Sirach (5:13) says: “Honor and shame are in talk; and the tongue of man is his fall.” He also has this: “If thou blow the spark, it shall burn; if thou spit upon it, it shall be quenched; and both these come out of thy mouth” (28:12). It looks as if James had seen this passage from the Twelve Patriarchs (Benjamin 6:5): “The good mind hath not two tongues, of blessing and of cursing, of contumely and of honour, of sorrow and of joy, of quietness and of confusion, of hypocrisy and of truth.”

We may omit the inconsistency of “sorrow and of joy,” for that is the lot of all of us, but certainly the tongue must not play the part of Dr. Jekyll and Mr. Hyde. “Therewith bless we the Lord and Father,” the only instance of this precise combination of words in the Bible, expressing God’s power and loving approachableness (cf. Matt. 11:25). The highest function of human speech (Hort) is the praise of God the Father. Note how when Zacharias recovered his speech, he first praised God (Luke 1:64).

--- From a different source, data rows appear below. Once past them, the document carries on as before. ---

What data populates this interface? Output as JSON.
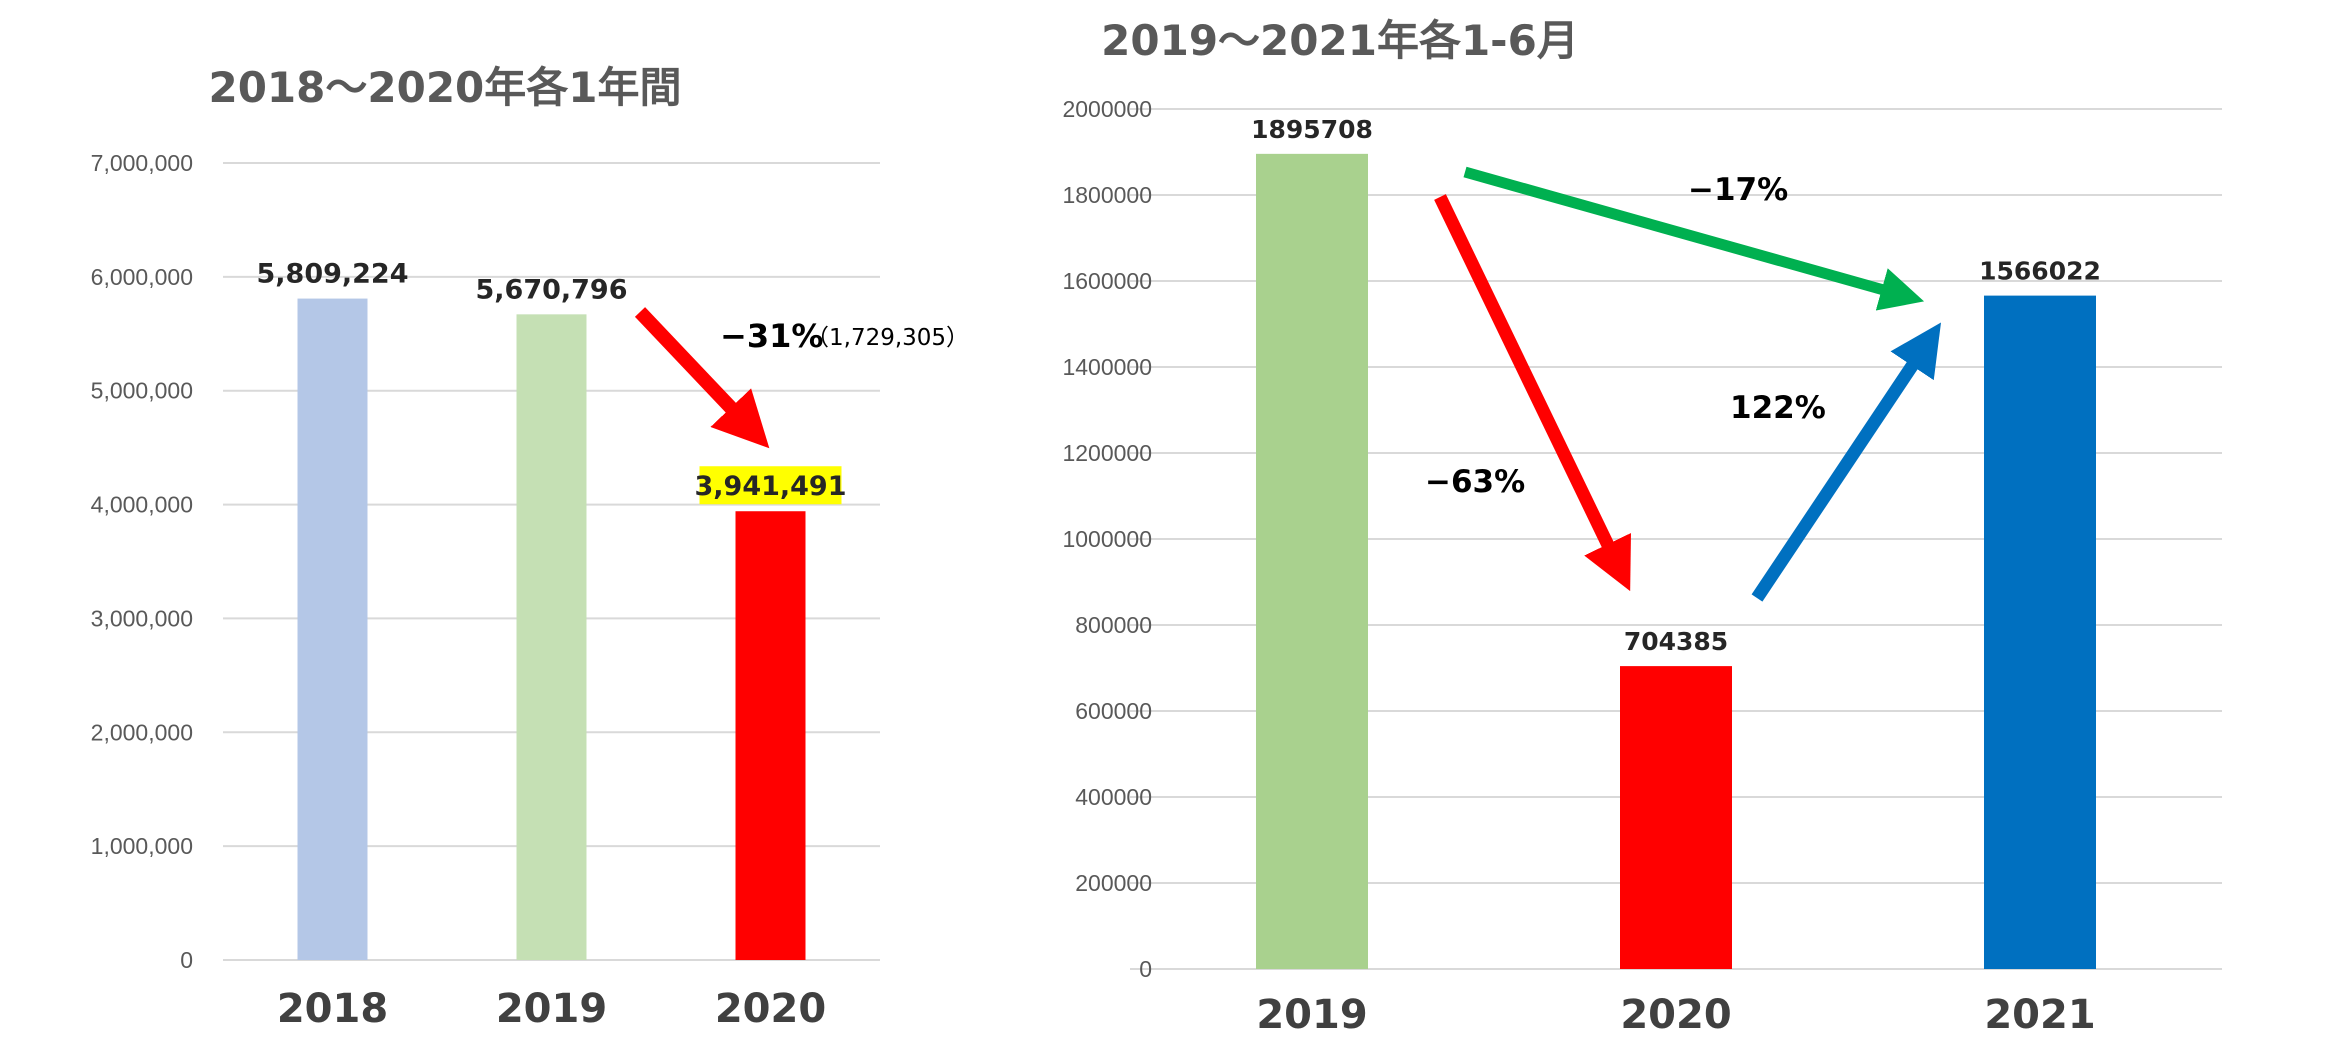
{
  "chart_data": [
    {
      "type": "bar",
      "title": "2018～2020年各1年間",
      "categories": [
        "2018",
        "2019",
        "2020"
      ],
      "values": [
        5809224,
        5670796,
        3941491
      ],
      "data_labels": [
        "5,809,224",
        "5,670,796",
        "3,941,491"
      ],
      "colors": [
        "#b4c7e7",
        "#c5e0b4",
        "#ff0000"
      ],
      "highlight_label_color": "#ffff00",
      "ylim": [
        0,
        7000000
      ],
      "yticks": [
        "0",
        "1,000,000",
        "2,000,000",
        "3,000,000",
        "4,000,000",
        "5,000,000",
        "6,000,000",
        "7,000,000"
      ],
      "grid": true,
      "annotations": [
        {
          "text": "−31%",
          "subtext": "（1,729,305）",
          "arrow_color": "#ff0000"
        }
      ]
    },
    {
      "type": "bar",
      "title": "2019～2021年各1-6月",
      "categories": [
        "2019",
        "2020",
        "2021"
      ],
      "values": [
        1895708,
        704385,
        1566022
      ],
      "data_labels": [
        "1895708",
        "704385",
        "1566022"
      ],
      "colors": [
        "#a9d18e",
        "#ff0000",
        "#0070c0"
      ],
      "ylim": [
        0,
        2000000
      ],
      "yticks": [
        "0",
        "200000",
        "400000",
        "600000",
        "800000",
        "1000000",
        "1200000",
        "1400000",
        "1600000",
        "1800000",
        "2000000"
      ],
      "grid": true,
      "annotations": [
        {
          "text": "−17%",
          "arrow_color": "#00b050"
        },
        {
          "text": "−63%",
          "arrow_color": "#ff0000"
        },
        {
          "text": "122%",
          "arrow_color": "#0070c0"
        }
      ]
    }
  ]
}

It is glorious to praise God in prayer, in song, in sermon. “O Lord, open thou my lips; and my mouth shall show forth thy praise” (Psalm 51:15). “Praise ye Jehovah. Praise Jehovah, O my soul. While I live will I praise Jehovah: I will sing praises unto my God while I have any being” (Psalm 146:1 f.).

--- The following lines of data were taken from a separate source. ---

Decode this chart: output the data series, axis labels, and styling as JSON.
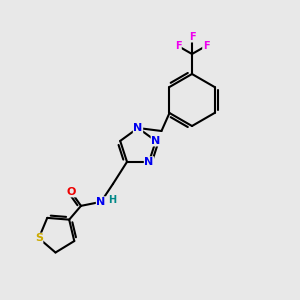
{
  "background_color": "#e8e8e8",
  "bond_color": "#000000",
  "atom_colors": {
    "N": "#0000ee",
    "O": "#ee0000",
    "S": "#ccaa00",
    "F": "#ee00ee",
    "H": "#008888",
    "C": "#000000"
  },
  "figsize": [
    3.0,
    3.0
  ],
  "dpi": 100
}
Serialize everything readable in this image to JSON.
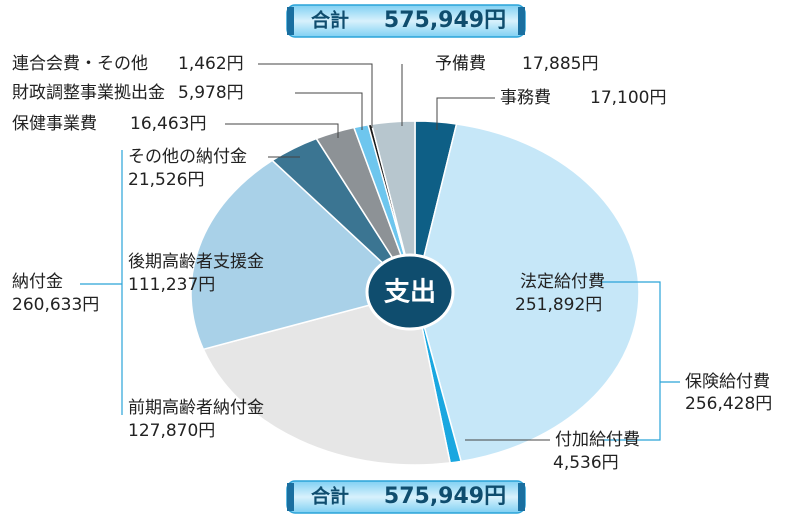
{
  "chart_data": {
    "type": "pie",
    "center_label": "支出",
    "total": {
      "label": "合計",
      "value": 575949,
      "value_label": "575,949円"
    },
    "categories": [
      "事務費",
      "法定給付費",
      "付加給付費",
      "前期高齢者納付金",
      "後期高齢者支援金",
      "その他の納付金",
      "保健事業費",
      "財政調整事業拠出金",
      "連合会費・その他",
      "予備費"
    ],
    "values": [
      17100,
      251892,
      4536,
      127870,
      111237,
      21526,
      16463,
      5978,
      1462,
      17885
    ],
    "value_labels": [
      "17,100円",
      "251,892円",
      "4,536円",
      "127,870円",
      "111,237円",
      "21,526円",
      "16,463円",
      "5,978円",
      "1,462円",
      "17,885円"
    ],
    "colors": [
      "#0e5f86",
      "#c6e7f8",
      "#1aa7e0",
      "#e6e6e6",
      "#a9d1e8",
      "#3b7592",
      "#8d9296",
      "#6ec6ee",
      "#1a1a1a",
      "#b7c6ce"
    ],
    "groups": [
      {
        "name": "保険給付費",
        "value": 256428,
        "value_label": "256,428円"
      },
      {
        "name": "納付金",
        "value": 260633,
        "value_label": "260,633円"
      }
    ]
  }
}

“Bless, and curse not” (Rom. 12:14). Curse not God in anger or in flippant profanity. The tongue that praises God surely will not profane his name. But curse not men who are made after the likeness of God, those who are like God in their moral and spiritual nature and not like the beasts of the field (Gen. 1:26; 2 Cor. 3:18). And yet, horribile dictu, this is precisely what we do. “Therewith curse we men.” James here includes himself in the common run of humanity.

The tongue exercises this strange power of running away with us like a runaway horse with the bit in his mouth. The scorn of men for men is seen in John 7:49, in the Pharisees’ sneer at the mob: “This multitude that knoweth not the law are accursed.” It is most likely, however, personal abuse that James here refers to. Men who are made in God’s image are abused by the very tongue that blesses God. We curse other children of our common Father, God. James does not mean, even by implication, to approve cursing at all. It is the wicked man whose “mouth is full of cursing” (Psalm 10:7). If we do not love our brother, we do not love God (1 John 4:20). And yet “out of the same mouth cometh forth blessing and cursing.” We make our tongue a sort of combination of Mount Ebal and Mount Gerizim. “My brethren, these things ought not so to be”—a mild statement all the more effective from its very temperateness.

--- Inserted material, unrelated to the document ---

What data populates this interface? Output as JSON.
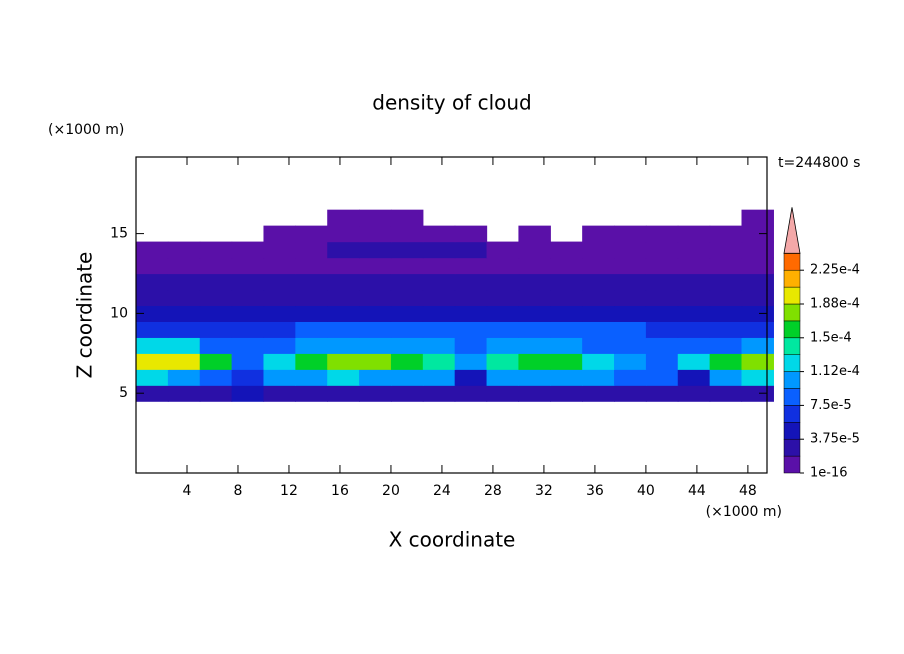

The point is easy to illustrate. “Doth the fountain send forth from the same opening sweet water and bitter?” James was familiar with the brackish waters of parts of Palestine. The water of the Dead Sea is really bitter, though fed by the snows of Hermon and the sweet springs of the Jordan valley. The waters of Marah were bitter (Ex. 15:23), and one may recall “the water of bitterness that causeth the curse” (Num. 5:18, 23). See also Revelation 8:11 for the waters that were made bitter. Pliny (N. H. ii. 103) tells a fable of a fountain of the sun that “was sweet and cold at noon and bitter and hot at midnight” (Mayor). It is possible to sweeten water, as we see in the great filtering plants in our modern cities. And sweet water can become bitter. But water is not sweet and bitter at the same time from the same fountain. You have sweet water on Hermon and salt water in the Dead Sea (also called the Salt Sea), but not both in the same place.